Due to recent rains, water has pooled in various places in Farmer John's field, which is represented by a rectangle of N x M (1 <= N <= 100; 1 <= M <= 100) squares. Each square contains either water ('W') or dry land ('.'). Farmer John would like to figure out how many ponds have formed in his field. A pond is a connected set of squares with water in them, where a square is considered adjacent to all eight of its neighbors. 
Given a diagram of Farmer John's field, determine how many ponds he has.

Input

* Line 1: Two space-separated integers: N and M 
* Lines 2..N+1: M characters per line representing one row of Farmer John's field. Each character is either 'W' or '.'. The characters do not have spaces between them.

Output

* Line 1: The number of ponds in Farmer John's field.

Sample Input

10 12
W........WW.
.WWW.....WWW
....WW...WW.
.........WW.
.........W..
..W......W..
.W.W.....WW.
W.W.W.....W.
.W.W......W.
..W.......W.

Sample Output

3

Hint

OUTPUT DETAILS: 
There are three ponds: one in the upper left, one in the lower left,and one along the right side.

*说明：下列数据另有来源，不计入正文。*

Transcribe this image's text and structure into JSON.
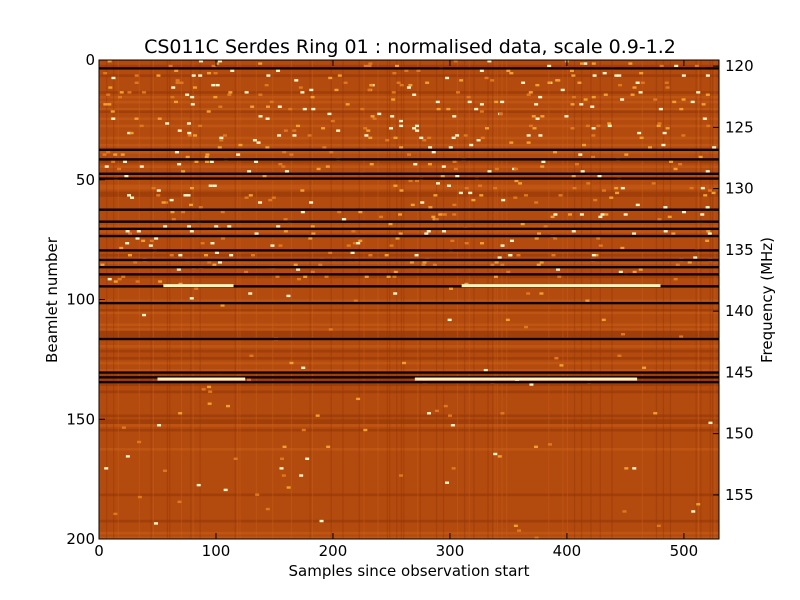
{
  "chart_data": {
    "type": "heatmap",
    "title": "CS011C Serdes Ring 01 : normalised data, scale 0.9-1.2",
    "xlabel": "Samples since observation start",
    "ylabel": "Beamlet number",
    "ylabel_right": "Frequency (MHz)",
    "xlim": [
      0,
      530
    ],
    "ylim": [
      200,
      0
    ],
    "ylim_right": [
      119.5,
      158.6
    ],
    "x_ticks": [
      "0",
      "100",
      "200",
      "300",
      "400",
      "500"
    ],
    "y_ticks": [
      "0",
      "50",
      "100",
      "150",
      "200"
    ],
    "y_right_ticks": [
      "120",
      "125",
      "130",
      "135",
      "140",
      "145",
      "150",
      "155"
    ],
    "color_scale": [
      0.9,
      1.2
    ],
    "colormap": "gist_heat",
    "dark_beamlets": [
      3,
      37,
      41,
      47,
      49,
      62,
      67,
      70,
      73,
      79,
      83,
      86,
      89,
      94,
      101,
      116,
      130,
      132,
      134
    ],
    "bright_segments": [
      {
        "beamlet": 94,
        "x_start": 310,
        "x_end": 480
      },
      {
        "beamlet": 94,
        "x_start": 55,
        "x_end": 115
      },
      {
        "beamlet": 133,
        "x_start": 50,
        "x_end": 125
      },
      {
        "beamlet": 133,
        "x_start": 270,
        "x_end": 460
      }
    ]
  }
}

解题思路：从任意的'W'开始，不停地把邻接的部分用'.'代替。一次DFS后与初始的这个'W'连接的所有'W'就被替换成了'.'，因此直到图中不再存在'W'为止，总共进行的DFS的次数就是最终答案。

AC代码：

#include<iostream>
#include<cstdio>
using namespace std;
const int maxn=105;
int n,m,res;char mp[maxn][maxn];
void dfs(int x,int y){
    mp[x][y]='.';
    for(int dx=-1;dx<=1;++dx){
        for(int dy=-1;dy<=1;++dy){
            int nx=x+dx,ny=y+dy;
            if(0<=nx && nx<n && 0<=ny && ny<m && mp[nx][ny]=='W')dfs(nx,ny);//往8个方向寻找'W'的点
        }
    }
    return;
}
int main(){
    while(~scanf("%d%d",&n,&m)){
        for(int i=0;i<n;++i)scanf("%s",mp[i]);
        res=0;
        for(int i=0;i<n;++i)
            for(int j=0;j<m;++j)
                if(mp[i][j]=='W'){dfs(i,j);res++;}
        printf("%d\n",res);
    }
    return 0;
}